Хорошо что он не стал даже пытаться обнять или еще как-то прикоснуться. Не знаю почему, но принятые среди людей способы утешения на мне работают совершенно в обратную сторону - истерика превращается в неконтролируемую а когда ее удается, наконец обуздать - с гораздо большим трудом, нежели в одиночестве - приходит стыд, потому что рыдать при людях - неприлично. Наверное, Дэн понял - впрочем, трудно не понять, когда человек съеживается в комок и отползает в угол кровати, не поднимая глаз? Рассказывать вообще было тяжело - странно, я никогда не жаловалась на активный словарный запас, а тут вдруг отчаянно не хватало слов - но и остановиться не получалось, потому что не рассказать было еще труднее.
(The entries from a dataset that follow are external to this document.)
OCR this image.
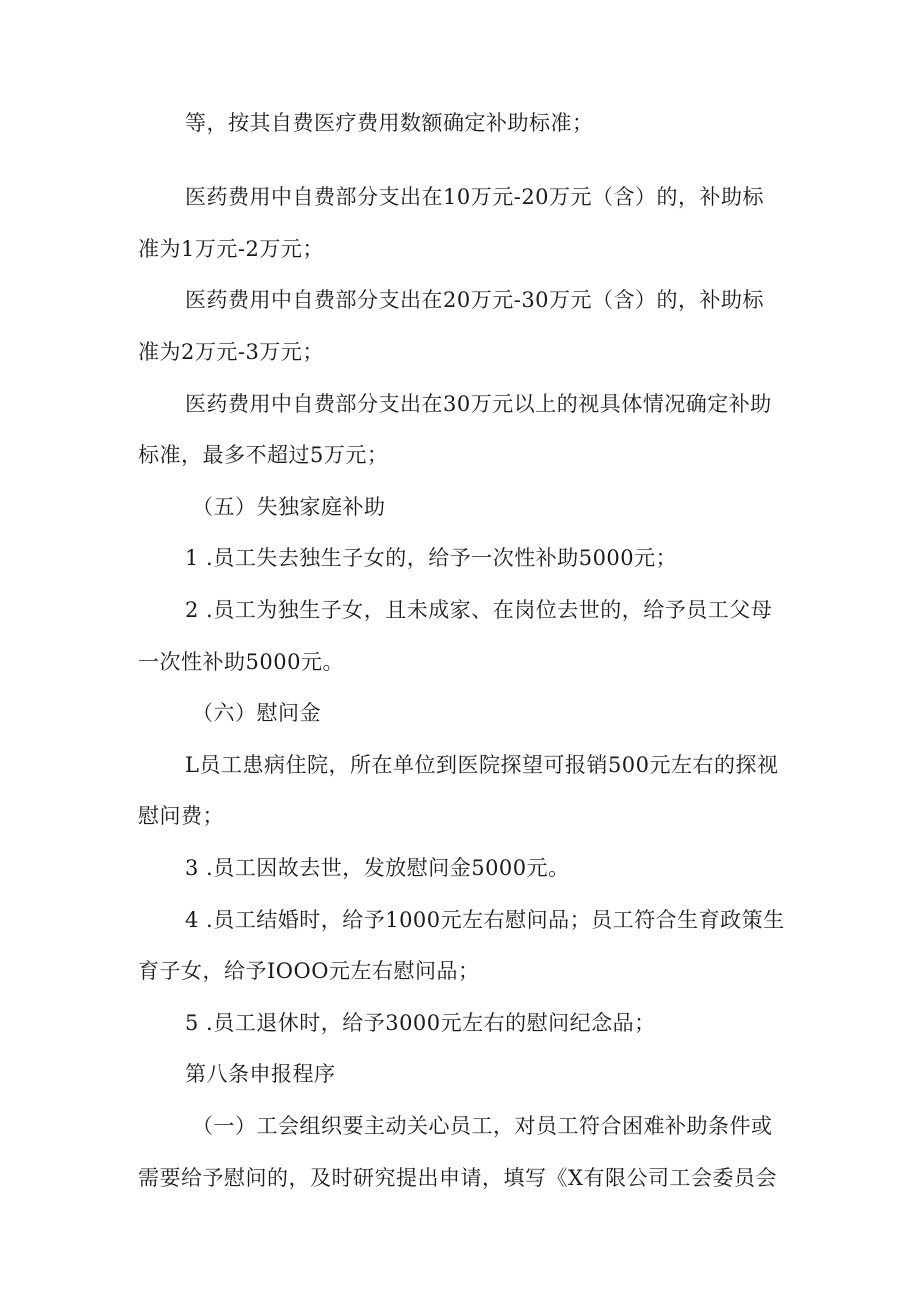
等，按其自费医疗费用数额确定补助标准；
医药费用中自费部分支出在10万元-20万元（含）的，补助标
准为1万元-2万元；
医药费用中自费部分支出在20万元-30万元（含）的，补助标
准为2万元-3万元；
医药费用中自费部分支出在30万元以上的视具体情况确定补助
标准，最多不超过5万元；
（五）失独家庭补助
1 .员工失去独生子女的，给予一次性补助5000元；
2 .员工为独生子女，且未成家、在岗位去世的，给予员工父母
一次性补助5000元。
（六）慰问金
L员工患病住院，所在单位到医院探望可报销500元左右的探视
慰问费；
3 .员工因故去世，发放慰问金5000元。
4 .员工结婚时，给予1000元左右慰问品；员工符合生育政策生
育子女，给予IOOO元左右慰问品；
5 .员工退休时，给予3000元左右的慰问纪念品；
第八条申报程序
（一）工会组织要主动关心员工，对员工符合困难补助条件或
需要给予慰问的，及时研究提出申请，填写《X有限公司工会委员会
Он молча слушал, изредка вкладывая мне в руку стакан, который я выпивала одним махом, не чувствуя вкуса. В обычном состоянии я сейчас была бы пьяна едва ли не в стельку - да, наверное, так и было, не зря же шумело в голове, но сейчас я почти не чувствовала хмеля, только тело стало легким и как будто ненужным, а память осталась. И я говорила и говорила медленно и натужно подбирая слова, хотя давно пора бы было остановиться - что тут рассказывать, и без того все понятно.
Слова закончились вместе со слезами, и еще какое-то время мы сидели молча. Потом я почувствовала в ладони очередной стакан, замахнула, закашлялась.
-Кажется, хватит. Прости, мне следовало бы быть более сдержанной.
Он усмехнулся:
-Я не знаю людей, способных быть "более сдержанными" при подобном раскладе. Особенно с учетом того, что создал этот расклад родной отец.
-Он хотел как лучше.
-Наверное. Помнишь, на что годны благие намерения? И, боюсь, в его представления о благе не твои, ни даже его собственные интересы не входили.
-Не надо так.
-Ну да, о мертвых либо хорошо, либо ничего. - Дэн помолчал. - Все-таки я скажу, и ты будешь в своем праве, послав куда подальше... Если превратить собственного ребенка в орудие для достижения какой-то там великой цели называется родительской любовью, то я рад, что не знал ее.
Я не ответила. Совсем недавно я полагала так же. Сейчас же казалось, что я променяла бы все на свете хотя бы за ту видимость любви, что у меня была.
-Знаешь, что самое мерзкое? Что я плачу не о нем... точнее, не только о нем, но и о том, что отец был единственным человеком, который меня любил.
-Не единственным.
Я подняла голову, встретилась с ним взглядом.